The ser
package is a Python package designed to identify and analyze emotions from spoken language. Utilizing cutting-edge machine learning techniques and audio processing algorithms, this package classifies emotions in speech, providing insights into the emotional states conveyed in audio recordings.
sequenceDiagram;
participant A as Emotion Prediction
participant B as Transcript Extraction
participant C as Timeline Integration
A->>C: Emotion with Timestamps
B->>C: Transcript with Timestamps
C->>C: Integrate and Align
- Emotion Classification Model: Trains on a dataset of audio files for accurate emotion recognition.
- Emotion Prediction: Predicts emotions from provided audio files.
- Transcript Extraction: Extracts a transcript of spoken words in the audio file.
- Timeline Integration: Builds a comprehensive timeline integrating recognized emotions with the corresponding transcript.

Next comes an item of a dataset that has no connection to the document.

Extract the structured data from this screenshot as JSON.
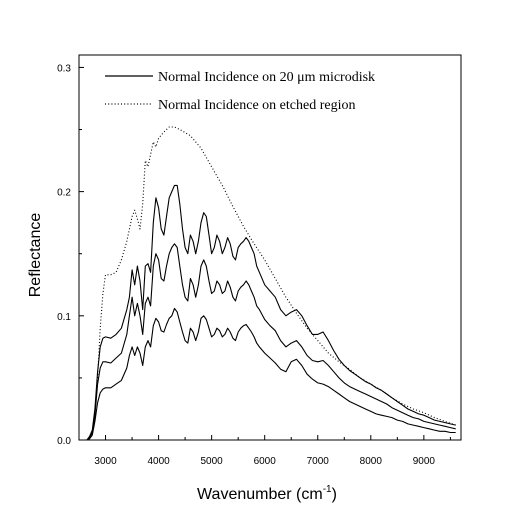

- CLI Interface: Offers command-line options for user interaction.
graph TD;
A[Audio Input] --> B[Feature Extraction];
B --> C[Emotion Classification Model];
A --> D[Transcript Extraction];
C --> E[Emotion Prediction];
D --> F[Transcript];
E --> G[Timeline Integration];
F --> G;
G --> H[Output];
git clone https://github.com/jsugg/ser/
cd ser
pip install -r requirements.txt
To train the emotion classification model:
python -m ser --train
graph TD;
A[Data Loading] --> B[Data Splitting];
B --> C[Train Model];
B --> D[Test Model];
C --> E[Model Validation];
E --> F[Trained Model];
To predict emotions in an audio file:
python -m ser --file audio.mp3
graph LR;
A[Audio Data] -->|Preprocessing| B[Feature Extraction];
B -->|Feature Set| C[Model Prediction];
C -->|Emotion Labels| D[Output];
A -->|Transcription| E[Transcript Extraction];
E -->|Transcript| D;
- Specify language:
--language <language>--
- Save transcript:
--save_transcript
transcript_extractor
: Extracts transcripts from audio files.audio_utils
: Utilities for audio processing.feature_extractor
: Extracts audio features for model training.emotion_model
: Contains the emotion classification model.
graph TD;
A[User Input] -->|Train Command| B[Train Model];
A -->|Predict Command| C[Predict Emotion];
C --> D[Display Emotion];
A -->|Transcript Command| E[Extract Transcript];
E --> F[Display Transcript];
Edit ser/config.py
to modify default configurations, including model paths, dataset paths, and feature extraction settings.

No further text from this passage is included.